By admin | February 28, 2011

Hempology 101’s weekly ‘Street Meets’ have been canceled due to a change in policy by the Liberal Party of Canada. On Wednesday, Feb. 11, 2011 the federal Liberal opposition government announced that they will no longer support Bill S-10, a mandatory minimum sentencing bill that would harshly punish small time growers, medical cannabis distribution centres and those who turned their cannabis medicine into edible or topical products. The bill was derided as “dumb on crime” by Liberal leader Michael Ignatieff.

The International Hempology 101 Society has been holding ‘Street Meets’ every Friday and Saturday in Victoria and around the west coast to encourage people to stand up for their liberty and oppose mandatory minimum sentences for drug crimes. Through holding placards and distributing pamphlets, thousands of people were made aware of this proposed legislation.

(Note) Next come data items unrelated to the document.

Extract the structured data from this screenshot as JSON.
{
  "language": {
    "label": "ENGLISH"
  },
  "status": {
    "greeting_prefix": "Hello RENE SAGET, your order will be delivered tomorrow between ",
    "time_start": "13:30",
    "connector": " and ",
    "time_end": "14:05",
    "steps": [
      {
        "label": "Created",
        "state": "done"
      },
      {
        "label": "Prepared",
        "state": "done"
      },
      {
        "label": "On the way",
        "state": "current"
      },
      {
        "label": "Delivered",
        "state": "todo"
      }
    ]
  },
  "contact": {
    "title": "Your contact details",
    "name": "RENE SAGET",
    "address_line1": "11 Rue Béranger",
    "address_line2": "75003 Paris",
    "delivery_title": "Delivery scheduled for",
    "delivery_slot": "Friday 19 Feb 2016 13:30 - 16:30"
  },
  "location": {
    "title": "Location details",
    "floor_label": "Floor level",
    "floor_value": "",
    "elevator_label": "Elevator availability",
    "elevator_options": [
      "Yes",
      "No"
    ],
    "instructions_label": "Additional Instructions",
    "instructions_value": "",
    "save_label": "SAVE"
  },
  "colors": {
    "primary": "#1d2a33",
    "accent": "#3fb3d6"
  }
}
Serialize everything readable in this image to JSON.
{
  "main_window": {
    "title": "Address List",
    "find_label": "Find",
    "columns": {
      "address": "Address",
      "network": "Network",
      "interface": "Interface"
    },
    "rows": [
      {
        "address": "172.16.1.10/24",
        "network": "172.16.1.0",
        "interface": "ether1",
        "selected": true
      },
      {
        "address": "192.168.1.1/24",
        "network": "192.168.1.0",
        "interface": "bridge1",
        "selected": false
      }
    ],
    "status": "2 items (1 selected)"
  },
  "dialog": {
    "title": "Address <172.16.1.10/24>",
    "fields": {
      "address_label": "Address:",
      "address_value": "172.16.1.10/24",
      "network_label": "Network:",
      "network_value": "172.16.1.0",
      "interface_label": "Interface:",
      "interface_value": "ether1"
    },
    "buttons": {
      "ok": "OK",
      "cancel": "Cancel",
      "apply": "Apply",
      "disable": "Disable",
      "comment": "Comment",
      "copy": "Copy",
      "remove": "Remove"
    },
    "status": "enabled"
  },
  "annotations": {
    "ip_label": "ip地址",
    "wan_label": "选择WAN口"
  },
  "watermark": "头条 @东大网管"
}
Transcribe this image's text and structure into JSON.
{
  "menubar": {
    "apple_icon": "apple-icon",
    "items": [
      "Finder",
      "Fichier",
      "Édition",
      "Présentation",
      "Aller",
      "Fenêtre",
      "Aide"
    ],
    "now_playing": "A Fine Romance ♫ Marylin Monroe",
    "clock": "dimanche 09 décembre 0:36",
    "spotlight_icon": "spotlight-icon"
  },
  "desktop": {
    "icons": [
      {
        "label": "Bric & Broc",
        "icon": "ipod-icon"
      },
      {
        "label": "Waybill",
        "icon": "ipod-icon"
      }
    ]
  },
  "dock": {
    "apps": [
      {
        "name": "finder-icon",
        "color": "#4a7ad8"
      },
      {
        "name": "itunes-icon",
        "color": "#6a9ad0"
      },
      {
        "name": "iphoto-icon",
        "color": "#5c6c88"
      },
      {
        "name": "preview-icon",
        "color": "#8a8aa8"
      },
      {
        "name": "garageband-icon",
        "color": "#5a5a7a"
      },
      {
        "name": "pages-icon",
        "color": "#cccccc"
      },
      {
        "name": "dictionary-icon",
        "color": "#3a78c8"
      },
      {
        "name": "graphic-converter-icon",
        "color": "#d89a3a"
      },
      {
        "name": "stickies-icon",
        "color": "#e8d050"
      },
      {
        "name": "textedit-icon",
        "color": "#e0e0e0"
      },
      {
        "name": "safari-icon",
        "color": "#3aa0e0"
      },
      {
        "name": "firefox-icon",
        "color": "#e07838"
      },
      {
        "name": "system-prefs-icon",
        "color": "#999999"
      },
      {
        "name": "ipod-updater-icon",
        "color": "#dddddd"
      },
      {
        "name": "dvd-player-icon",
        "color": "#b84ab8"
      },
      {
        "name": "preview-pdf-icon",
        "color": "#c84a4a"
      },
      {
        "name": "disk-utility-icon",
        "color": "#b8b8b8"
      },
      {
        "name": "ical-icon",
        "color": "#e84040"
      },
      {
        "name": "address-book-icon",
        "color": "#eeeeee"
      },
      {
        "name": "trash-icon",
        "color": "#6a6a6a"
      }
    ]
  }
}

Despite supporting the previous incarnations of this bill called first C-26 and then C-15, the Liberal Party has finally responded to the people’s call for sane drug policy. MP Dominic LeBlanc, who has sat on the Special Committee on Non-Medical Use of Drugs said, “These bills will put more people in jail, require the construction of new prisons, and require more personnel and operating costs – and yet the Conservatives have denied Parliament the information it needs to do its job.”

Liberal Public Safety Critic Mark Holland said, “Canadians know that spending billions of dollars on U.S.-style mega-prisons to lock up young people will only produce more hardened criminals. It’s a failed American crime policy, and it just doesn’t work.”

We would like to thank the valiant volunteers who stood on street corners, made phone calls to their elected representatives, sent emails or networked online to put a stop to this harmful legislation. We would also like to thank the federal NDP, Green, Liberal and Bloc Quebecois for standing united in evidence based drug policy for Canadians.